Simple, a Portland-based digital banking service, experienced a glitch over the weekend that left around 5 percent of their customers unable to view transactions or an accurate balance in their accounts.
Simple spokeswoman Amy Dunn says an engineering team resolved the issue earlier this morning. But the event raises questions for a company that only offers customers access to their bank accounts digitally.
Simple is a branchless bank—your phone is your transaction hub. It pieces together all the innovations of other mobile money services, like check deposit via smartphone photo and mobile transfers to other users, with typical banking features like a physical debit card and a network of ATMs.
The platform is one that also allows customers to budget and set spending goals, tasks that become more difficult if transactions are hidden.
Market Watch first reported on the glitch yesterday. Reporter Kari Paul is a Simple user whose banking capability was affected. Exactly how many other users had issues with Simple over the weekend is unclear, as the company does not report its total number of customers.
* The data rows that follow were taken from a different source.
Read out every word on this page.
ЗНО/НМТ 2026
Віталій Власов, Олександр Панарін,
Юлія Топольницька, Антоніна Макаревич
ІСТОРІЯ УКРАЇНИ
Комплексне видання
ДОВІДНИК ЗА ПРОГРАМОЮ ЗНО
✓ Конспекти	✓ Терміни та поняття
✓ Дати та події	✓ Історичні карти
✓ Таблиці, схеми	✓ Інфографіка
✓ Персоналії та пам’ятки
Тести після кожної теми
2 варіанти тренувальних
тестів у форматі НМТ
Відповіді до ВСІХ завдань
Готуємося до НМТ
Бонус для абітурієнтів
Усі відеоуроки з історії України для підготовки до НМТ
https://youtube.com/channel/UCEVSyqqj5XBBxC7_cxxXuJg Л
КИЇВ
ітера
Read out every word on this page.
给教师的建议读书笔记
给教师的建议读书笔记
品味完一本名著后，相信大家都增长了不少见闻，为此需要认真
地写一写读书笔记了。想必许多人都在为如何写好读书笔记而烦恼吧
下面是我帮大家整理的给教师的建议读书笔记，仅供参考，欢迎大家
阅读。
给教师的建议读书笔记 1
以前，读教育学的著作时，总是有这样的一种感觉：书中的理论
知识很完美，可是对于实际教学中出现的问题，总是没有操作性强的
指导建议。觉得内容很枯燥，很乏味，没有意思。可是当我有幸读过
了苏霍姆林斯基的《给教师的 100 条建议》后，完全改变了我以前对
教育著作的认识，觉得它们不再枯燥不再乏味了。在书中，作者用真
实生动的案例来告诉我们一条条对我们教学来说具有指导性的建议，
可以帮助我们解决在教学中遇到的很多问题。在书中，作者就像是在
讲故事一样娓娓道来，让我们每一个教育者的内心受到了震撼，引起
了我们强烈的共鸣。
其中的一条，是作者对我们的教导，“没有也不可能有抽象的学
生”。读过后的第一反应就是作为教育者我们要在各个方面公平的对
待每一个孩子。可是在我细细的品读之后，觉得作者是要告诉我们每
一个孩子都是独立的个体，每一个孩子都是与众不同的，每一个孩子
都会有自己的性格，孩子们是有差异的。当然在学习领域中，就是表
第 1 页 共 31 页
"I love the digital bank, with its clean design and great user experience," Paul wrote in the article. "But for three days, I have not been able to access my account's accurate balance or recent activity."
For disenchanted customers, like Paul, this weekend's functionality issue led to banking regrets.
"In November, I ditched Wells Fargo for Simple," she wrote, "and I haven't looked back. Until now."
Dunn says that the issue was the result of maintenance on a back-end service, something that happens often for tech companies and that engineering teams work quickly to resolve.
Large banks, as Dunn points out, don't have to account for technology issues like a mobile-only company does. That doesn't mean problems don't arise. Bank of America experienced an entire week of website disruptions in 2011, which led to some customers being reimbursed for lost money, Market Watch reported.
Bugs and glitches are an inevitable product of technologically based services. But Dunn says Simple works quickly resolve tech problems and provides access to customer support services.
"Large banks are less visible," Dunn says. "As a tech company the reason we exist is clarity."